The tendency to equate the responsibility, sacrifice, and messiness of parenting with burden misses the bigger picture. People love to entertain the illusion of control over their lives without valuing the out of control and wildly unpredictable miracle that is a loving family. I once stayed up all night cleaning where one of my kids ran down the hall to the bathroom throwing up the entire way. Kids were injured, heartbroken, and developed incurable diseases. We had children take ambulance rides to the hospital, get stitches, and undergo surgeries. We were once relatively poor and barely scraping by, taking our kids to Sam’s Club as a fancy night out, looking at books and all the things we couldn’t buy, and feasting on samples before we bought a Sam’s pizza and split three drinks between the five of us. Through it all, we loved each other deeply. One of my kids told me this week those evening at Sam’s Cub are some of the happiest memories of their life, especially when we threw financial caution to the wind and told them to buy a book (back when Sam’s Club had a great book section). I would not trade more disposable income, more conventional vocational success, or a fancier house for the privilege I enjoyed of loving my family. Our life in ministry has been financially modest, but abundant in the true riches five produced by people growing up, growing older, and loving each other through it all.

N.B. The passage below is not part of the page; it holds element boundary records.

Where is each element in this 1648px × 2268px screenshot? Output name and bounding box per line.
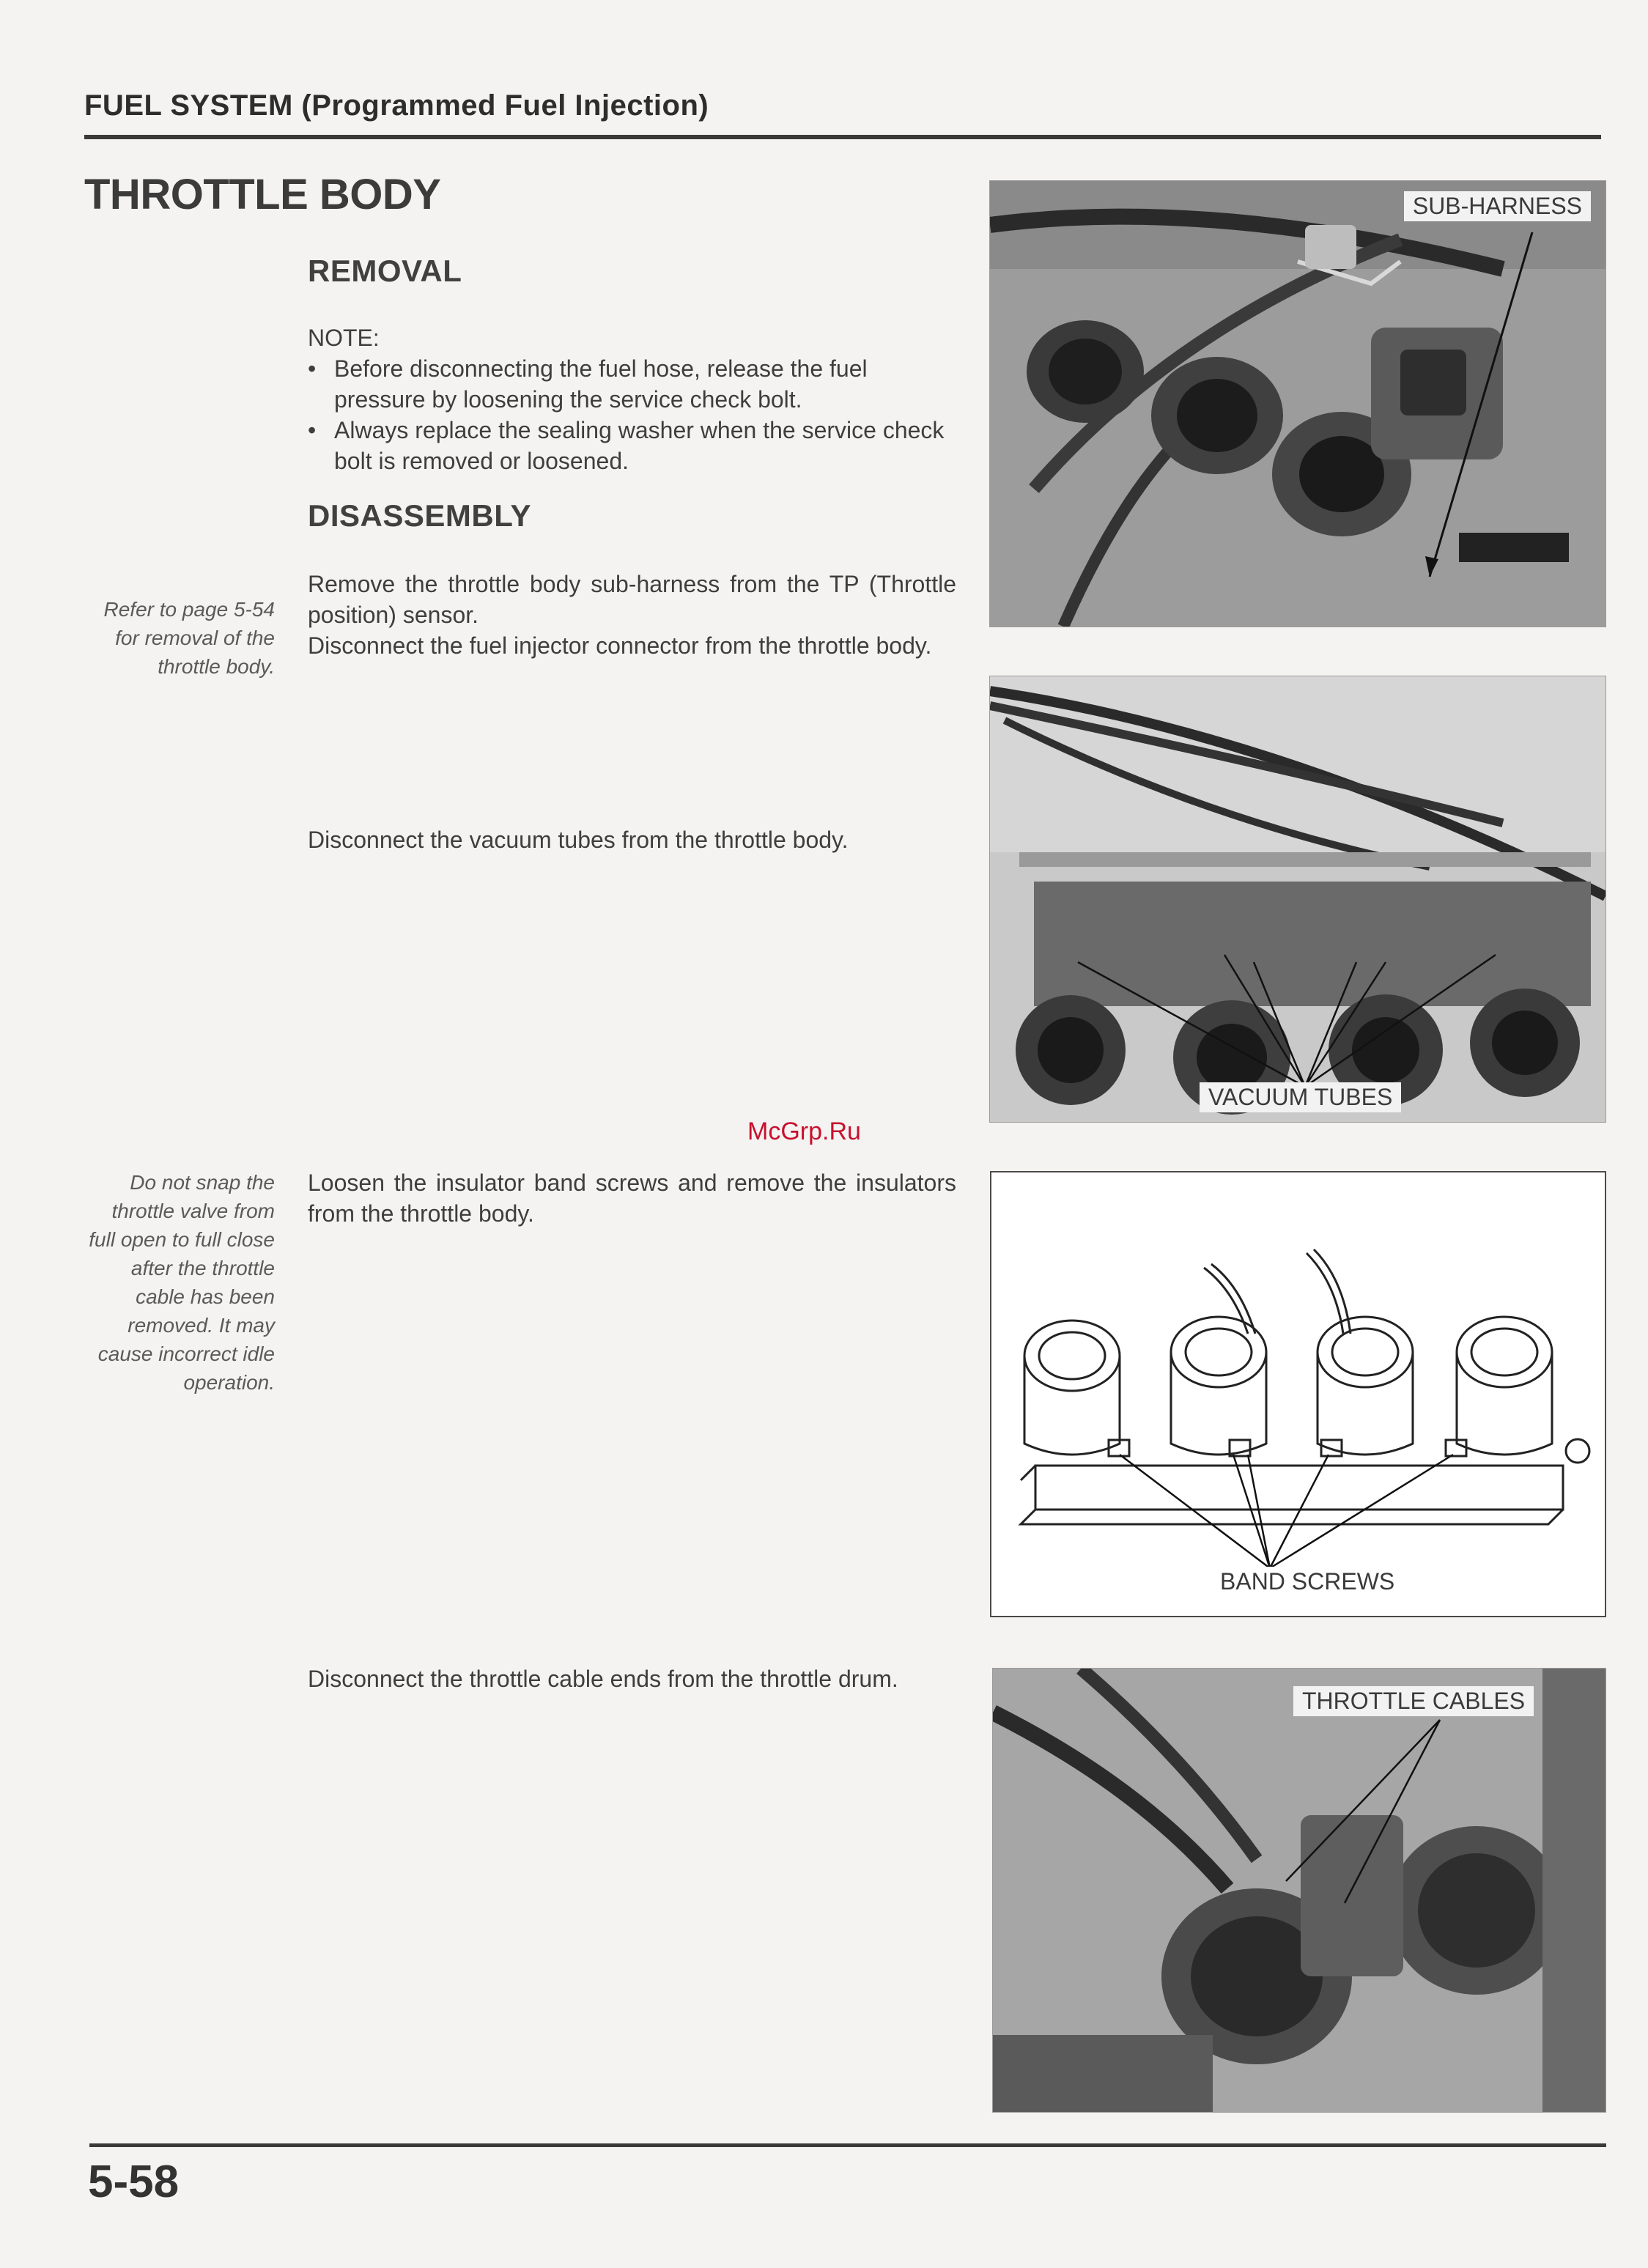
throttle-cables-label: THROTTLE CABLES [1293, 1686, 1534, 1716]
vacuum-tubes-label: VACUUM TUBES [1200, 1082, 1401, 1112]
section-title: FUEL SYSTEM [84, 89, 293, 122]
throttle-cables-photo-illustration [993, 1669, 1605, 2112]
disassembly-heading: DISASSEMBLY [308, 498, 532, 533]
note-label: NOTE: [308, 325, 380, 351]
header-rule [84, 135, 1601, 139]
footer-rule [89, 2143, 1606, 2147]
figure-vacuum-tubes [989, 676, 1606, 1123]
step-sub-harness [308, 569, 956, 661]
section-header [84, 89, 709, 122]
page-title: THROTTLE BODY [84, 171, 441, 218]
margin-note-refer: Refer to page 5-54 for removal of the throttle body. [103, 598, 275, 678]
step-sub-harness-text: Remove the throttle body sub-harness from the TP (Throttle position) sensor. [308, 571, 956, 628]
band-screws-line-drawing [991, 1172, 1605, 1616]
section-subtitle: (Programmed Fuel Injection) [301, 89, 709, 122]
figure-sub-harness [989, 180, 1606, 627]
sub-harness-photo-illustration [990, 181, 1605, 627]
watermark: McGrp.Ru [747, 1118, 861, 1145]
step-injector-text: Disconnect the fuel injector connector from the throttle body. [308, 632, 932, 659]
figure-band-screws [990, 1171, 1606, 1617]
note-block [308, 322, 956, 476]
band-screws-label: BAND SCREWS [1211, 1567, 1403, 1597]
removal-heading: REMOVAL [308, 254, 462, 288]
margin-note-caution: Do not snap the throttle valve from full open to full close after the throttle cable has been removed. It may cause incorrect idle operation. [89, 1171, 275, 1394]
page-number: 5-58 [88, 2157, 180, 2207]
note-bullet-2: • Always replace the sealing washer when the service check bolt is removed or loosened. [308, 415, 956, 476]
step-vacuum-tubes: Disconnect the vacuum tubes from the throttle body. [308, 827, 849, 853]
note-bullet-1: • Before disconnecting the fuel hose, release the fuel pressure by loosening the service check bolt. [308, 353, 956, 415]
step-band-screws: Loosen the insulator band screws and remove the insulators from the throttle body. [308, 1170, 956, 1227]
vacuum-tubes-photo-illustration [990, 676, 1605, 1122]
figure-throttle-cables [992, 1668, 1606, 2113]
sub-harness-label: SUB-HARNESS [1404, 191, 1591, 221]
step-throttle-cables: Disconnect the throttle cable ends from the throttle drum. [308, 1666, 898, 1692]
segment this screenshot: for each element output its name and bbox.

The single mother, or family facing an unplanned pregnancy, understandably feels fear about the future. I only ask that we also consider this, we never know what tomorrow brings. We often mourn the loss of something unreal, a life we believed we were going to lead, success we thought was promised to us, a future we believed we could earn. Those things may be real, they may be unrealized, but the new life created in an unplanned pregnancy is real and here. She will change our plans, but she doesn’t necessarily steal our dreams. Many successful people accomplished incredible goals as a mother. But if we get this right, if we love our children and teach them to love God and their neighbor, we just may be about to meet a messy, weird, and stubborn new person who is going to make our lives more beautiful and meaningful than we ever imagined possible. We will learn to love the mess and one day mourn its loss.